Taking me by the hands he leads me to the couch. I take a seat next to him as he gazes deeply and so damn intensely into my eyes. “I’ve been keeping my distance. Giving you time to settle into a new life here. Giving you time to explore your feelings for another man. One of my best friends even though it has killed me to do so, but I’ve always loved you. Always have wanted you. I would do anything to see you happy but watching you lately. I know you aren’t happy and, baby, you deserve to be happy. I want to be in your life. I want to be the man you turn to. I want to be your man. Give me a chance, Lissa. A real fucking chance to prove myself to you. I know I fucked up before. I know I told you to move on with your life, but I’m here now, and I am more determined than ever to win you back.”

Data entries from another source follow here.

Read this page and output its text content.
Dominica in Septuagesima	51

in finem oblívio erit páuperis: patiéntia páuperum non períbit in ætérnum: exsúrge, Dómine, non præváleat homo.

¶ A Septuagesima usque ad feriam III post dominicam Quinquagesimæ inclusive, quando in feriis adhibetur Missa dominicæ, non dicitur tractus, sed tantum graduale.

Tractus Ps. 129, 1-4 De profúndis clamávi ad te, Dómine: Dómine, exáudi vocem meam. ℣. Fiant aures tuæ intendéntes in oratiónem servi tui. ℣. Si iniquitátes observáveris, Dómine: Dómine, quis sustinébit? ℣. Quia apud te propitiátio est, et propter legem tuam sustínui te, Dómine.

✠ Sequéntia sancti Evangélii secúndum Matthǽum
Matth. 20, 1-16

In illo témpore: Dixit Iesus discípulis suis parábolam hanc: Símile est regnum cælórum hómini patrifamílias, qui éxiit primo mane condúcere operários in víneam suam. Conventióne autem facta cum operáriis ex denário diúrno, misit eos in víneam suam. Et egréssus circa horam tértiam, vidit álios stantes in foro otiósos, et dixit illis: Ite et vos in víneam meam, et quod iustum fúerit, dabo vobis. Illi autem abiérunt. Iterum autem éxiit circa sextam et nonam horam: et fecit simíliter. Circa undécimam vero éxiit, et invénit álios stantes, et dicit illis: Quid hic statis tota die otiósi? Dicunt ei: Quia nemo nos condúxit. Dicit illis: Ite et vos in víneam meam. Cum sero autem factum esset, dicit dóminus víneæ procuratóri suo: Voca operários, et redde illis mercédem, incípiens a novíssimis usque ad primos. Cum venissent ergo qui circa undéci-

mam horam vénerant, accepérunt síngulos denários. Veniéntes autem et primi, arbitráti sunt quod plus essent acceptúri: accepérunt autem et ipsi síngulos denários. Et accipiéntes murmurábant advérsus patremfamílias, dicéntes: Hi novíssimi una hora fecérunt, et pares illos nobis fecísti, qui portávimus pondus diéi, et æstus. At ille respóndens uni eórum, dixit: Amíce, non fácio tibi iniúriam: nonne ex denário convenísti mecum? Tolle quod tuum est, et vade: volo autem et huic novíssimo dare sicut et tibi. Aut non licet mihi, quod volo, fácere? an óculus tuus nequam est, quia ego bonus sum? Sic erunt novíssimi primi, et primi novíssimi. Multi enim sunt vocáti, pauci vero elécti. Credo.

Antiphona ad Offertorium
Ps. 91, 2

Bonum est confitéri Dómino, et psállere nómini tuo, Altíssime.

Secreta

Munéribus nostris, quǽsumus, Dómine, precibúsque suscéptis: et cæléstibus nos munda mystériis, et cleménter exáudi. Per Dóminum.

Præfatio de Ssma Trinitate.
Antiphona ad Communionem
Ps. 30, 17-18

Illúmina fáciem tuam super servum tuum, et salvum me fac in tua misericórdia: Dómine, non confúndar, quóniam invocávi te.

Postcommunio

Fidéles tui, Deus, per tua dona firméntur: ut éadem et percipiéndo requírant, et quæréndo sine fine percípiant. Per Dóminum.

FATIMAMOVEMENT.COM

My breath catches in my throat. I wasn’t expecting him to say these things...things that I waited years to hear. “I…” Tears burn in my eyes and a painful sob rips from my chest.
“Shh…” he pulls me to him, hugging my head into his neck. His familiar scent washing over me. His fingers rub circles on my back. “Don’t say anything right now. Don’t give me an answer today. Or hell even tomorrow. All I ask is that you will think about it. I’m not saying this to hurt you, but because it is the honest truth and you need to hear it from someone who cares about you. Uno and Stephanie have a long history. You weren’t here before to see the hold she had on him. There is no way he will walk away from her now. Not with her having his son. Something he has wanted for years.”